If it had been released in theaters, I doubt that it would even get that much attention. But instead, this film was released on Netflix and that’s a good thing for the filmmakers and the whole Filipino animation industry.
Since a lot of Filipinos are now subscribed to Netflix, the Filipino animation industry would not really worry so much whether anyone would watch what they produced because of how easy it is to just watch a movie on Netflix.
My thoughts on the plot of the film is another story. In this post, I just want to celebrate the effort that they put in the smallest of details. They gave their best in recreating Manila and they accomplished that very well.
Honestly, I feel that our animation industry is only just starting and our animators have so much more to offer given enough experience and more budget.

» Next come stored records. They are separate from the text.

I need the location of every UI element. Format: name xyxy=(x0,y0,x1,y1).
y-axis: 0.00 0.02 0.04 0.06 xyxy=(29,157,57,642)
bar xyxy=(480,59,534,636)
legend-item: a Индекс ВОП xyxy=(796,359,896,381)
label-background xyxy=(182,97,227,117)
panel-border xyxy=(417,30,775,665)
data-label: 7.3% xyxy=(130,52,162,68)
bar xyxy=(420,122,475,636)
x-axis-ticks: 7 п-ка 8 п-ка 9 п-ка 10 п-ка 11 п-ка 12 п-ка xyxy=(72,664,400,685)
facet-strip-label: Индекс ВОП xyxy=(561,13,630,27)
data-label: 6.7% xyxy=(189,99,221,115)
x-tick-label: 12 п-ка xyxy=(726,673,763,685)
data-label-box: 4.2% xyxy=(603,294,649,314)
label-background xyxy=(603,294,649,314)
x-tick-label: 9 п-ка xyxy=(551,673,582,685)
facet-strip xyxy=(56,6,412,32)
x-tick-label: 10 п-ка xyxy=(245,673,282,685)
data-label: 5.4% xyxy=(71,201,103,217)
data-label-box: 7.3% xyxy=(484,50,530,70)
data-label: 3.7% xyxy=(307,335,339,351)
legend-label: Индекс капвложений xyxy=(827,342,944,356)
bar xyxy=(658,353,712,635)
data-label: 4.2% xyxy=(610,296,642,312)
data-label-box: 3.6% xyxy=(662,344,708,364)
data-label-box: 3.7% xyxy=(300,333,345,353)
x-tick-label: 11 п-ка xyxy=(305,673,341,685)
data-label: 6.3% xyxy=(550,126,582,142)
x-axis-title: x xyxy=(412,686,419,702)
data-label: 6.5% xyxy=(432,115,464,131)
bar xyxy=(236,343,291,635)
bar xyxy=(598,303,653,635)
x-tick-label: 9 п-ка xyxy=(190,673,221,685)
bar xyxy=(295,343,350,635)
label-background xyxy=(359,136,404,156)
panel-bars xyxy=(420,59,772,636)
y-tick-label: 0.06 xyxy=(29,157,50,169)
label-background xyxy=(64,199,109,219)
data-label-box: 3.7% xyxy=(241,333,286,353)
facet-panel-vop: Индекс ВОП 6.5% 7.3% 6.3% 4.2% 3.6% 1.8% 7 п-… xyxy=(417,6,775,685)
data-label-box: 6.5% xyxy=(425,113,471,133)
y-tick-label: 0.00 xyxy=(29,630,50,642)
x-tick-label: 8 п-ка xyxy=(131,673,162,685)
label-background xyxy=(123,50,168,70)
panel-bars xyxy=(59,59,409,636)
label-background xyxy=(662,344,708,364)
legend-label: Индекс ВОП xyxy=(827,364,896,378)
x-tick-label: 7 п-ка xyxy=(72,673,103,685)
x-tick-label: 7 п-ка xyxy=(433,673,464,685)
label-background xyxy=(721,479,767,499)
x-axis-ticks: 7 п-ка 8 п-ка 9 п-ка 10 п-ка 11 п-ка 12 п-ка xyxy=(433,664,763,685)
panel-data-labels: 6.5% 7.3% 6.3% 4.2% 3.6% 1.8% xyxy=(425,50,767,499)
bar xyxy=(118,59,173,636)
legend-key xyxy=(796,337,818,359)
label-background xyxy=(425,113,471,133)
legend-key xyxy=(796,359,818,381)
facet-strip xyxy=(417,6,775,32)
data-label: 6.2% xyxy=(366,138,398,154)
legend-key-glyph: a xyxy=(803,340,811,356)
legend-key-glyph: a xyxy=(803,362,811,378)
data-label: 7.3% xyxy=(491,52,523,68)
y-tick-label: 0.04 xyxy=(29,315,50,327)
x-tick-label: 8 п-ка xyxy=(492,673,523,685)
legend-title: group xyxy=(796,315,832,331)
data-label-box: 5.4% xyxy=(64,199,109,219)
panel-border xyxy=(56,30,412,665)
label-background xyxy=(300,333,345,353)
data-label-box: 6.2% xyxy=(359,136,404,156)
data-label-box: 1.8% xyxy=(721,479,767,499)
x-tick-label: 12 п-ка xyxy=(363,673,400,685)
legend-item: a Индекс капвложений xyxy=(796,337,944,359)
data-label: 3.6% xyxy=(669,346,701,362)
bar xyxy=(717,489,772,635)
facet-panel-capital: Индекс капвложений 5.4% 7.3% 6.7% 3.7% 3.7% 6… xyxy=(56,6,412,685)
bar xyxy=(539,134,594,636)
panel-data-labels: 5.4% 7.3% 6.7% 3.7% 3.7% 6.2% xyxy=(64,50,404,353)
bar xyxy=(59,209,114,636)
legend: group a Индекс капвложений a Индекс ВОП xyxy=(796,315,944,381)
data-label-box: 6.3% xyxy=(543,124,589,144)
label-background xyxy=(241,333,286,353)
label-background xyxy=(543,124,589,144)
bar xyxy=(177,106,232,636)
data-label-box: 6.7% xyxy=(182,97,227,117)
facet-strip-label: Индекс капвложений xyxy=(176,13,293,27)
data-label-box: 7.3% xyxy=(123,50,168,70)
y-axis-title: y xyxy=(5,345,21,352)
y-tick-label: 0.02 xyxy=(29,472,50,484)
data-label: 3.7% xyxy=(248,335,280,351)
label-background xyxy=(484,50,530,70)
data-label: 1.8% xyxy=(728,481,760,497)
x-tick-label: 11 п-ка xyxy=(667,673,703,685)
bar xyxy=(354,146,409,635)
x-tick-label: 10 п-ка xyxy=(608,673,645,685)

Also, I want to share how exciting it is to write a blog post like this for an animation film that is made by my fellow countrymen. I had done a few Things I Noticed As An Architecture Student blog posts for foreign animation films but this is the first time that I did it for a Filipino animation film.
It’s very different when writing “what I noticed” in animation films that are influenced by my culture and one that is foreign because the former allows me to resonate with it in a way that I would seldom (or maybe not ever) feel in foreign animation films.